Domani l'autopsia di Antonio, saranno presenti più consulenti

L'esame sarà eseguito da un medico legale di Foggia

Benevento.  

L'appuntamento è in programma nella tarda mattinata di domani dinanzi al pm Miriam Lapalorcia, che affiderà al medico legale Stefania Bello, in arrivo da Foggia, l'incarico dell'autopsia di Antonio Parrella, il 32enne di Benevento morto giovedì al Rummo per un gravissimo trauma cranico che sarebbe stato provocato dai colpi subiti in un'aggressione in un ristorante alla contrada Pino.

La specialista eseguirà subito dopo l'esame, al quale saranno presenti, come consulenti di parte, il dottore Michele Selvaggio, indicato da Umberto Sferruzzi (avvocato Antonio Leone), 27 anni, in carcere con l'accusa di omicidio aggravato dai futili motivi, e il professore Fernando Panarese, scelto dalla mamma, dai fratelli e dalle sorelle della vittima, assistiti dagli avvocati Grazia Luongo e Angelo Leone. Si tratta di un momento importante nell'indagine che la Squadra mobile sta conducendo, perchè servirà a stabilire quante lesioni abbia riportato il giovane e quale sia stata quella letale.

Il Pm, che ha visto accolta dal gip Roberto Melone, che non aveva invece convalidato il fermo, la richiesta di custodia cautelare a Capodimonte per Sferruzzi, ritiene, sulla scorta dell'attività investigativa fin qui svolta, e tutt'altro che conclusa, anzi, che Antonio Parrella sia stato picchiato da più persone anche mentre, dopo essere caduto dalle scale per uno dei calci ricevuti, era riverso, ormai esanime, nel giardino del locale, dove era rimasto per tre quarti d'ora. Quando, andati via tutti, era stata la proprietaria della struttura a dare l'allarme..
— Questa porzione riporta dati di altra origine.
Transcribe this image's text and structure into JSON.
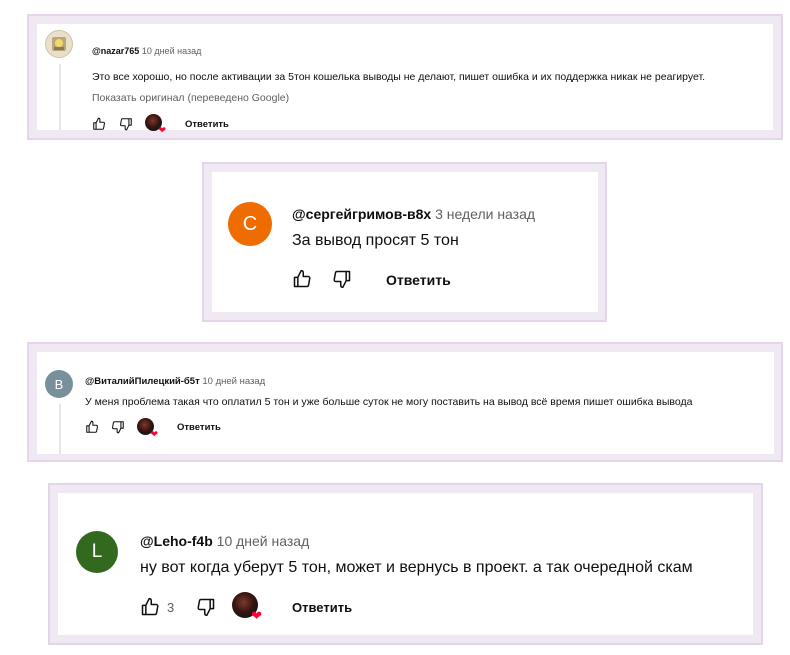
{
  "comments": [
    {
      "handle": "@nazar765",
      "time": "10 дней назад",
      "text": "Это все хорошо, но после активации за 5тон кошелька выводы не делают, пишет ошибка и их поддержка никак не реагирует.",
      "translate_link": "Показать оригинал (переведено Google)",
      "reply_label": "Ответить",
      "avatar_color": "#d9c9a8"
    },
    {
      "handle": "@сергейгримов-в8х",
      "time": "3 недели назад",
      "text": "За вывод просят 5 тон",
      "reply_label": "Ответить",
      "avatar_letter": "С",
      "avatar_color": "#ef6c00"
    },
    {
      "handle": "@ВиталийПилецкий-б5т",
      "time": "10 дней назад",
      "text": "У меня проблема такая что оплатил 5 тон и уже больше суток не могу поставить на вывод всё время пишет ошибка вывода",
      "reply_label": "Ответить",
      "avatar_letter": "В",
      "avatar_color": "#78909c"
    },
    {
      "handle": "@Leho-f4b",
      "time": "10 дней назад",
      "text": "ну вот когда уберут 5 тон, может и вернусь в проект. а так очередной скам",
      "likes": "3",
      "reply_label": "Ответить",
      "avatar_letter": "L",
      "avatar_color": "#33691e"
    }
  ],
  "icons": [
    "thumb-up-icon",
    "thumb-down-icon",
    "creator-heart-icon"
  ],
  "colors": {
    "card_border": "#e2d6e8",
    "secondary_text": "#606060",
    "heart": "#ff0033"
  }
}
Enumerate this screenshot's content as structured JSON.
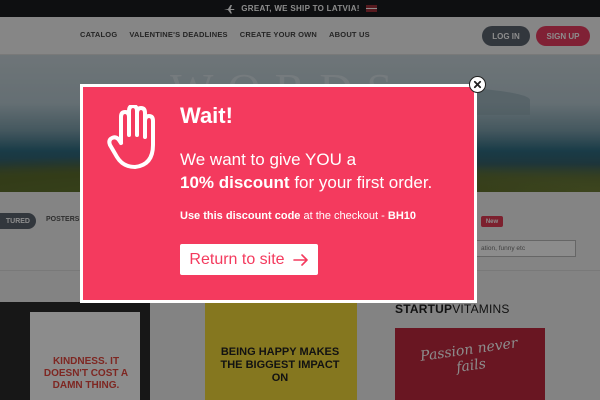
{
  "shipbar": {
    "text": "GREAT, WE SHIP TO LATVIA!",
    "icon": "airplane-icon",
    "flag": "latvia-flag-icon"
  },
  "nav": {
    "links": [
      "CATALOG",
      "VALENTINE'S DEADLINES",
      "CREATE YOUR OWN",
      "ABOUT US"
    ],
    "login": "LOG IN",
    "signup": "SIGN UP"
  },
  "hero": {
    "text": "WORDS"
  },
  "filters": {
    "active": "TURED",
    "chip": "POSTERS",
    "badge": "New",
    "search_placeholder": "ation, funny etc"
  },
  "products": {
    "poster1": "KINDNESS. IT DOESN'T COST A DAMN THING.",
    "poster2": "BEING HAPPY MAKES THE BIGGEST IMPACT ON",
    "brand_bold": "STARTUP",
    "brand_light": "VITAMINS",
    "poster3": "Passion never fails"
  },
  "modal": {
    "title": "Wait!",
    "line1": "We want to give YOU a",
    "discount": "10% discount",
    "line2_rest": "for your first order.",
    "code_lead": "Use this discount code",
    "code_mid": "at the checkout -",
    "code": "BH10",
    "button": "Return to site"
  },
  "colors": {
    "accent": "#f43a5e",
    "dark": "#1b1d20",
    "login": "#5b6470",
    "signup": "#ea3c62"
  }
}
Una ricostruzione alla quale Sferruzzi, quando è comparso ieri al cospetto del giudice, ha offerto la sua, respingendo ogni sospetto. Escludendo la rissa e facendo riferimento solo ad uno screzio sorto tra il cantante ed Antonio, con quest'ultimo che all'improvviso sarebbe corso via, precipitando lungo le scale. Aggiungendo, inoltre, di essere caduto anch'egli, fratturandosi la gamba sinistra: un incidente che gli aveva impedito di soccorrere il malcapitato, così come avrebbe voluto.
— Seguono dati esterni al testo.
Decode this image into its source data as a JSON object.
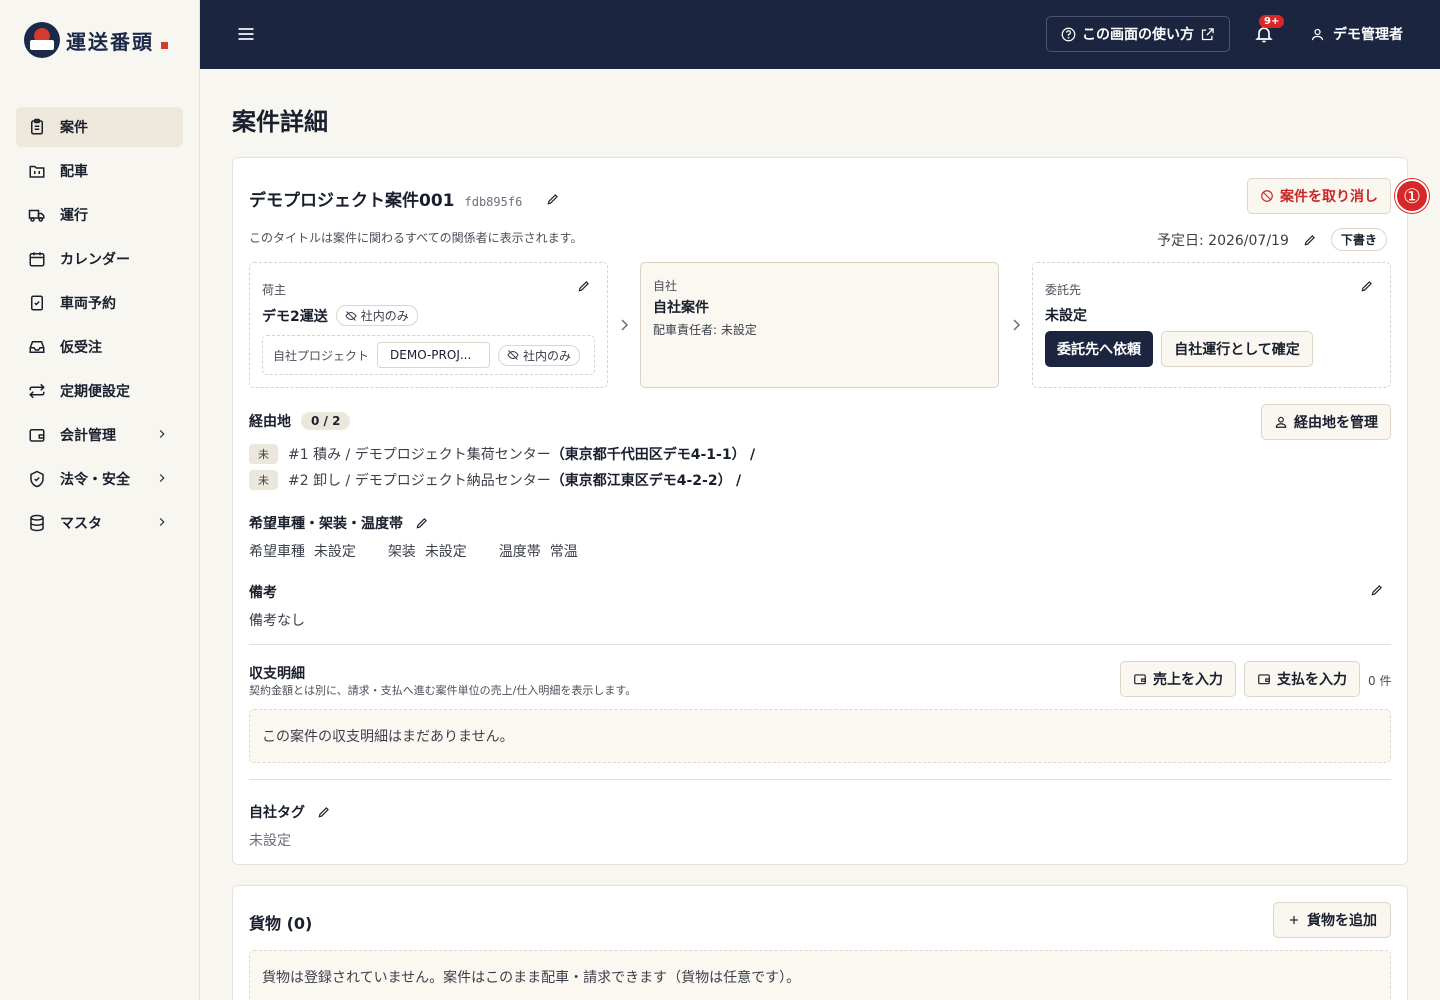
{
  "app": {
    "logo_text": "運送番頭"
  },
  "sidebar": {
    "items": [
      {
        "label": "案件",
        "icon": "clipboard-icon",
        "active": true
      },
      {
        "label": "配車",
        "icon": "folder-icon"
      },
      {
        "label": "運行",
        "icon": "truck-icon"
      },
      {
        "label": "カレンダー",
        "icon": "calendar-icon"
      },
      {
        "label": "車両予約",
        "icon": "clipboard-check-icon"
      },
      {
        "label": "仮受注",
        "icon": "inbox-icon"
      },
      {
        "label": "定期便設定",
        "icon": "repeat-icon"
      },
      {
        "label": "会計管理",
        "icon": "wallet-icon",
        "expandable": true
      },
      {
        "label": "法令・安全",
        "icon": "shield-icon",
        "expandable": true
      },
      {
        "label": "マスタ",
        "icon": "database-icon",
        "expandable": true
      }
    ]
  },
  "header": {
    "help_label": "この画面の使い方",
    "notification_badge": "9+",
    "user_name": "デモ管理者"
  },
  "page": {
    "title": "案件詳細"
  },
  "project": {
    "title": "デモプロジェクト案件001",
    "hash": "fdb895f6",
    "subtitle": "このタイトルは案件に関わるすべての関係者に表示されます。",
    "cancel_label": "案件を取り消し",
    "step_marker": "①",
    "date_label": "予定日: 2026/07/19",
    "status": "下書き"
  },
  "parties": {
    "shipper": {
      "label": "荷主",
      "name": "デモ2運送",
      "visibility": "社内のみ",
      "project_label": "自社プロジェクト",
      "project_value": "DEMO-PROJ...",
      "project_visibility": "社内のみ"
    },
    "self": {
      "label": "自社",
      "name": "自社案件",
      "manager": "配車責任者: 未設定"
    },
    "contractor": {
      "label": "委託先",
      "name": "未設定",
      "request_label": "委託先へ依頼",
      "confirm_label": "自社運行として確定"
    }
  },
  "waypoints": {
    "title": "経由地",
    "count": "0 / 2",
    "manage_label": "経由地を管理",
    "items": [
      {
        "status": "未",
        "text": "#1 積み / デモプロジェクト集荷センター",
        "address": "（東京都千代田区デモ4-1-1）",
        "tail": "/"
      },
      {
        "status": "未",
        "text": "#2 卸し / デモプロジェクト納品センター",
        "address": "（東京都江東区デモ4-2-2）",
        "tail": "/"
      }
    ]
  },
  "vehicle": {
    "title": "希望車種・架装・温度帯",
    "type_label": "希望車種",
    "type_value": "未設定",
    "body_label": "架装",
    "body_value": "未設定",
    "temp_label": "温度帯",
    "temp_value": "常温"
  },
  "notes": {
    "title": "備考",
    "value": "備考なし"
  },
  "finance": {
    "title": "収支明細",
    "description": "契約金額とは別に、請求・支払へ進む案件単位の売上/仕入明細を表示します。",
    "sales_label": "売上を入力",
    "payment_label": "支払を入力",
    "count": "0 件",
    "empty": "この案件の収支明細はまだありません。"
  },
  "tags": {
    "title": "自社タグ",
    "value": "未設定"
  },
  "cargo": {
    "title": "貨物 (0)",
    "add_label": "貨物を追加",
    "empty": "貨物は登録されていません。案件はこのまま配車・請求できます（貨物は任意です）。"
  }
}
L'abbiamo già scritto, lo ripetiamo. Nel mirino c'è anche il movente dell'episodio: è stata la tragica degenerazione, firmata da più mani, del diverbio iniziale, oppure c'è altro dietro una storia costata la vita al papà di una bimba in tenera età? Interrogativi ai quali sta cercando di dare una risposta il lavoro degli inquirenti, che nelle prossime ore potrebbe essere scandito dall'escussione di quanti erano alla festa, anche di coloro che erano stati ascoltati nell'immediatezza, e dei familiari di Antonio.